11111111 11111111 11111111 11110011

one bit to the right, resulting in the following sequence of bits:

11111111 11111111 11111111 11111001

If we convert this number into direct code (that is, first subtract 1, then invert all bits except the first) we get the number:

10000000 00000000 00000000 00000111

or -7. Now that we have understood the sign-preserving right shift operator, it will become clear how it differs from the operator >>>. a >>> n— this operation is an unsigned shift, that is, it shifts the binary representation of a number ato the right by n bits, but fills the n bits vacated on the left not with ones, like the operator >>, but with zeros. Let's do the operation -13 >>> 1. We already have the number -13in two's complement:

11111111 11111111 11111111 11110011

By shifting to the right by 1 bit and filling the free bit with zero, we get the following number:

01111111 11111111 11111111 11111001

What gives the number in decimal notation 2147483641.

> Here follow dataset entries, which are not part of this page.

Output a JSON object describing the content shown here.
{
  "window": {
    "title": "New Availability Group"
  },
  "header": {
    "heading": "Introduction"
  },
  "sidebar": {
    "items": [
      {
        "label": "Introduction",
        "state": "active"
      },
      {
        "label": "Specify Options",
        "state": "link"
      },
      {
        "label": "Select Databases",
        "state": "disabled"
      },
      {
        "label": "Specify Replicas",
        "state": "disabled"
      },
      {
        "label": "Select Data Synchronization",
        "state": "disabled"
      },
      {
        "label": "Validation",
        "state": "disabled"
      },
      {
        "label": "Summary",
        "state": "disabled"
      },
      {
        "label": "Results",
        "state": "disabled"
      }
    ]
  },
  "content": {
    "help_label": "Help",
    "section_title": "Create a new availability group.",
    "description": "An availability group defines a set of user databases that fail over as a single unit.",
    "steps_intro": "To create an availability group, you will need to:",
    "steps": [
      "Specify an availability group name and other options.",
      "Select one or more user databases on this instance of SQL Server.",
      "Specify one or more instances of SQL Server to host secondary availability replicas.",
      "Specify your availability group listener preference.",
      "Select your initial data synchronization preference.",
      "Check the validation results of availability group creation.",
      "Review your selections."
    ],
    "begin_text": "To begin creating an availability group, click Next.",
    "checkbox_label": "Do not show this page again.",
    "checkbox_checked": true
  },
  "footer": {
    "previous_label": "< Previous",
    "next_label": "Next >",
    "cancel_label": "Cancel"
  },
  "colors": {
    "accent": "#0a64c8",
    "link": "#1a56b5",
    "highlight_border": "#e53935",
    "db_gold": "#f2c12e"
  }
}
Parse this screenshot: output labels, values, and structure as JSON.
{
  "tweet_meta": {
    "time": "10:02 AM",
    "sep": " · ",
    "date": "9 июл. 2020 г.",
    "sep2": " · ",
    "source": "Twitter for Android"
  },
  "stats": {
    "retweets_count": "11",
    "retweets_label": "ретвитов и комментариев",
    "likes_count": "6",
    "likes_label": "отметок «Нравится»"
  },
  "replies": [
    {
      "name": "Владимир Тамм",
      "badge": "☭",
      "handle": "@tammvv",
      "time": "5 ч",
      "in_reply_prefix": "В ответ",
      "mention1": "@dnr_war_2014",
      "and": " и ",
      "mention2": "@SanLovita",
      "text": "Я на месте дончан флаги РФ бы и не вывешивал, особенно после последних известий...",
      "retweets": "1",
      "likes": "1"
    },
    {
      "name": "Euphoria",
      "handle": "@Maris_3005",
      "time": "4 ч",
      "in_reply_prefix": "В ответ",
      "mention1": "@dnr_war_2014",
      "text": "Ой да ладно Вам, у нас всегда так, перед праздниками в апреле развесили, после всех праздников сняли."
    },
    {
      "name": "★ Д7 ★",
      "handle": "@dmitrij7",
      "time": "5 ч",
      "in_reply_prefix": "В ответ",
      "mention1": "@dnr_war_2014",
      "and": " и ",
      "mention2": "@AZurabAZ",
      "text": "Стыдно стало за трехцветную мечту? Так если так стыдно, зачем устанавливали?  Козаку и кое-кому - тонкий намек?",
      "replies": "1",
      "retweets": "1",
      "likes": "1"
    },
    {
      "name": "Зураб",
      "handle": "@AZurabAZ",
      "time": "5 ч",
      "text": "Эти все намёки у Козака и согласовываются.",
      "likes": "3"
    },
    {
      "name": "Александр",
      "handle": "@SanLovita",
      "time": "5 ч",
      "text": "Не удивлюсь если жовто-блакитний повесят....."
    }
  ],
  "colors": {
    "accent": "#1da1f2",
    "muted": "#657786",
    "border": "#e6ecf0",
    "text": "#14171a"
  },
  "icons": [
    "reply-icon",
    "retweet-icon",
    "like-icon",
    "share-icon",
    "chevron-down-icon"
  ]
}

Bitwise negation operator ~

This unary operator works very simply: it reverses each bit of the binary representation of an integer. Let's take the number -13:

11111111 11111111 11111111 11110011

The bitwise negation operation ~13will simply reverse the value of each bit. As a result we get:

00000000 00000000 00000000 00001100

Or 12in decimal form.

Brief conclusions

• All logical operators apply to Boolean expressions, that is, those that can be said to be true or false .
• If the operators &, |or ^are applied to numbers, we are no longer talking about logical operations, but about bitwise ones. That is, both numbers are converted into the binary system and the operations of logical addition, multiplication or subtraction are applied to these numbers bit by bit.
• In mathematical logic, the operators &and |correspond to conjunction and disjunction.
• Logical AND is similar to multiplying 1 ( true ) and 0 ( false ).
• Logical OR is similar to finding the maximum among 1 ( true ) and 0 ( false ).
• For the bitwise negation of an integer a, the operator is used ~a.
• To logically negate a Boolean expression a, use the operator !a.
• Negative numbers are stored and processed in two's complement code.
• A bitwise shift to the right may >>or may not preserve the sign ( >>>).